German composer and pianist Ludwig van Beethoven would have a coffee for breakfast, which he meticulously prepared, at 60 beans per cup, before settling down to work until 3pm.
Austrian neurologist and founder of psychoanalysis, Sigmund Freud worked long hours indulging heavily in cigars later admitting to his seventeen-year old nephew “smoking is one of the greatest and cheapest enjoyments in life”. He would take three-month vacations with his family every year, time that was pivotal for his reflection and bonding.
Writer Truman Capote said “I am a completely horizontal author”, perhaps a truth he admitted to. Capote would write for four hours a day lying down in bed or on a couch, smoking, but not allowing three cigarette butts to touch and “he couldn’t begin or end anything on a Friday.”
This is a book about the greatest minds in history, and their daily routines. For example, what did Charles Darwin do when he woke up?

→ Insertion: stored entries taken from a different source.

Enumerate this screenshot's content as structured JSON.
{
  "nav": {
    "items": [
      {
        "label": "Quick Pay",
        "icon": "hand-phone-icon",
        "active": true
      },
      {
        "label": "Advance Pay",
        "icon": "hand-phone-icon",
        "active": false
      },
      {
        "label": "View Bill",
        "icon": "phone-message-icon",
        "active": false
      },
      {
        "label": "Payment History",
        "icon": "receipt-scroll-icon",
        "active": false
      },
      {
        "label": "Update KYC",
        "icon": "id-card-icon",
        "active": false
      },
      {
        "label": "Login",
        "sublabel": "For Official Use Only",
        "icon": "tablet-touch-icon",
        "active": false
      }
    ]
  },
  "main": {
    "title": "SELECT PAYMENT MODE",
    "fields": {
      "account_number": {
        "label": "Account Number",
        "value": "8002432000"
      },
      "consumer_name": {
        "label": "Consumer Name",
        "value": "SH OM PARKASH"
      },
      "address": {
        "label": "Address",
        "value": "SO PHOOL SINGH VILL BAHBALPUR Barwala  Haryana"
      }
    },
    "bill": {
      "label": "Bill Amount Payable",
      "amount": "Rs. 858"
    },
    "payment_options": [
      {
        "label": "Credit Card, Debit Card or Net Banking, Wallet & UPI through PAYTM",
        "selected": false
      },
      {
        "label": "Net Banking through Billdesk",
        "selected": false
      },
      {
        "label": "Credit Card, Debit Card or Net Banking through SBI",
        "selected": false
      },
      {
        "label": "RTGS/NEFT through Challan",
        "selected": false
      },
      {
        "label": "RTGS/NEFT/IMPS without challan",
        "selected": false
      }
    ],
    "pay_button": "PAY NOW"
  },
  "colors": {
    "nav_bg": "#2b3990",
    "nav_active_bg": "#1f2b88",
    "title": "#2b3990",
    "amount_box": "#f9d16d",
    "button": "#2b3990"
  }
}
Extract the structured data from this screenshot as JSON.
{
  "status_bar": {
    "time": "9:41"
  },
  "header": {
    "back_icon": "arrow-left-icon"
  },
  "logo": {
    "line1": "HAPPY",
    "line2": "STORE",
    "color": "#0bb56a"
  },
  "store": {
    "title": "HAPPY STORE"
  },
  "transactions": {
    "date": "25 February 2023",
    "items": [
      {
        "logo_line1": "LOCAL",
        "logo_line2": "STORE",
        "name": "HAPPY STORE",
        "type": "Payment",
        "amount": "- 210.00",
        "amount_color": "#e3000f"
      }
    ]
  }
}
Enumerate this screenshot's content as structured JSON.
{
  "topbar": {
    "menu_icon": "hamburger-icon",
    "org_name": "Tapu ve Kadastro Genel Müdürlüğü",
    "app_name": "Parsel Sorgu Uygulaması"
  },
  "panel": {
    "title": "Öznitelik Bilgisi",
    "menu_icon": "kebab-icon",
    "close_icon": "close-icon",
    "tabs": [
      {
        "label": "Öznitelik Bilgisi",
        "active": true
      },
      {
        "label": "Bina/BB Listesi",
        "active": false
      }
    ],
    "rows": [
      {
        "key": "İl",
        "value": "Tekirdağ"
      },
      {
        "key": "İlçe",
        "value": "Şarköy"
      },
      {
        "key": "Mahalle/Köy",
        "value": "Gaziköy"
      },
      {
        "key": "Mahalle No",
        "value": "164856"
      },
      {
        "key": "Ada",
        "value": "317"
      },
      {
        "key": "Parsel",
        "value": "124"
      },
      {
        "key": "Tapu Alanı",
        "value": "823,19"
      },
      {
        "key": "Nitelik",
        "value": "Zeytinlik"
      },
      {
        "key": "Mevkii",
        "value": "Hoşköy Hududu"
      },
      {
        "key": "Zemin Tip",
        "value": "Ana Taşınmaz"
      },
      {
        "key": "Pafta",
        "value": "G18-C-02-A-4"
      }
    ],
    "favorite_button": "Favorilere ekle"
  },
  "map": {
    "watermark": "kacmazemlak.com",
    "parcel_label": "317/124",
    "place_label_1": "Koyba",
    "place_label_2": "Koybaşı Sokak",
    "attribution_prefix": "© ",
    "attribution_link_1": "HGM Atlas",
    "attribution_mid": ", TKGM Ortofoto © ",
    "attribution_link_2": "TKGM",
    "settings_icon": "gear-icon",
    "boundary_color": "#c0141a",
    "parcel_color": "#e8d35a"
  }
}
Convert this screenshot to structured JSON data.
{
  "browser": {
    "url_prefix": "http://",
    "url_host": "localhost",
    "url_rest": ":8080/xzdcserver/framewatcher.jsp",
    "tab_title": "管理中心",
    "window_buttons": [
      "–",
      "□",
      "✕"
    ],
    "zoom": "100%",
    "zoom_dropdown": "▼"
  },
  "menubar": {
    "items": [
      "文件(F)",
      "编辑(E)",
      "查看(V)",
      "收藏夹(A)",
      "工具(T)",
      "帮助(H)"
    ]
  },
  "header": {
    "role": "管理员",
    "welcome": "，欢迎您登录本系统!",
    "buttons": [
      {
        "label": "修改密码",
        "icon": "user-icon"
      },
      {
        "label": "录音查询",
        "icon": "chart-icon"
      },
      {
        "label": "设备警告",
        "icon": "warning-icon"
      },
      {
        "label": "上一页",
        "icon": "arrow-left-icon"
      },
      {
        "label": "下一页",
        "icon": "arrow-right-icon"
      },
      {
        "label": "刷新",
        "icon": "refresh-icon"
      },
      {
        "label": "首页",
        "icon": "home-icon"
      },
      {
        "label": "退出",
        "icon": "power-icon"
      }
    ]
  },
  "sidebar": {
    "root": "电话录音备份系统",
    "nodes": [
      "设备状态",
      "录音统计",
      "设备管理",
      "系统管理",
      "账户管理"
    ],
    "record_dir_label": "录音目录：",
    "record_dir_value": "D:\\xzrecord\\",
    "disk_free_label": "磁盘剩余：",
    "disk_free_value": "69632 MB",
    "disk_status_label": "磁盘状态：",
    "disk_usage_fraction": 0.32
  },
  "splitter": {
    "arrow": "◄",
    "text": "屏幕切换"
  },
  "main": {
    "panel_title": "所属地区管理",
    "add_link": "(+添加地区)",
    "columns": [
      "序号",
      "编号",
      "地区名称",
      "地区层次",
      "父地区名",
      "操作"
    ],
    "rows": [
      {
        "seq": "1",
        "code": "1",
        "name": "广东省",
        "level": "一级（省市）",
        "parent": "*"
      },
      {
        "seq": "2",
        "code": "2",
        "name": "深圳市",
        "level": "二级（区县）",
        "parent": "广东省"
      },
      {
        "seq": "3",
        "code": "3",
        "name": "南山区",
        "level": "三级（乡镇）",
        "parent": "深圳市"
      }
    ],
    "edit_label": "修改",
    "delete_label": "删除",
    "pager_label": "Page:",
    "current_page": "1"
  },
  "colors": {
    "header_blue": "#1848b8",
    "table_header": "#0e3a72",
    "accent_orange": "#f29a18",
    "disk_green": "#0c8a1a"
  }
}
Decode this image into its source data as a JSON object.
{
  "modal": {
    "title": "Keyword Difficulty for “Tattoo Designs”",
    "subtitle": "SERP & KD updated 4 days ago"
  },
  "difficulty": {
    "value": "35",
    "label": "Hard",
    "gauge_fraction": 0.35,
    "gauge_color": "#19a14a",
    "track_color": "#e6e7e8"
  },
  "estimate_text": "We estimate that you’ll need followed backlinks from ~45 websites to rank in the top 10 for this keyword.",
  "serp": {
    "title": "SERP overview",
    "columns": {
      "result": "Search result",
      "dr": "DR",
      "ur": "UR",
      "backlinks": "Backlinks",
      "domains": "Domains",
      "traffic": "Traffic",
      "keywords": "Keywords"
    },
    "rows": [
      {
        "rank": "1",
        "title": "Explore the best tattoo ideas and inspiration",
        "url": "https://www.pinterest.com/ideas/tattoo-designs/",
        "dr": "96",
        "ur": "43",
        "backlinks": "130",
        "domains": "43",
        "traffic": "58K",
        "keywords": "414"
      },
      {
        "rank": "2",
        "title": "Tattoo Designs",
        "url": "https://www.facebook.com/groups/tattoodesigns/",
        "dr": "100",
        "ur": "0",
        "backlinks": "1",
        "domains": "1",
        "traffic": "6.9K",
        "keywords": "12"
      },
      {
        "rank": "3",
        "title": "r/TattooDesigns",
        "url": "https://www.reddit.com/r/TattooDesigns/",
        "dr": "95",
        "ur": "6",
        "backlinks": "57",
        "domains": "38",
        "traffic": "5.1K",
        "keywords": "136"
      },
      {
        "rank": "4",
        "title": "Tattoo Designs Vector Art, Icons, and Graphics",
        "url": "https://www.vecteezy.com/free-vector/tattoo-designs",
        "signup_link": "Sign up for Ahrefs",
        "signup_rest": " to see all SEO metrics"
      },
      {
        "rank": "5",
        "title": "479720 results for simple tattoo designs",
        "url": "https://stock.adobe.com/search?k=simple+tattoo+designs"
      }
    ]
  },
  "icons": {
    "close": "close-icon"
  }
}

Famed Russian author Leo Tolstoy wrote daily, in solitude, while Mark Twain would write after a heavy breakfast and read his day’s work to the assembled family. Each man’s routine is different. Anne Rice for example, had the ability to change routines, something she does perfectly well “without any conscious planning”.
The painter, Vincent Van Gogh, barely paused to eat, working continuously in the grip of creative inspiration until he completed a picture.
It is with such vivid words that Currey compiles the everyday lives of men and women who through their work are forever embalmed in the annals of history.
He lets the subjects speak for themselves, or gather information from secondary sources through intense research and distillation from writers quoted at length rather than regurgitate.
She lets the subject tell the tale, without a general prescription formula for creatives. It is an interesting compilation, worth a read.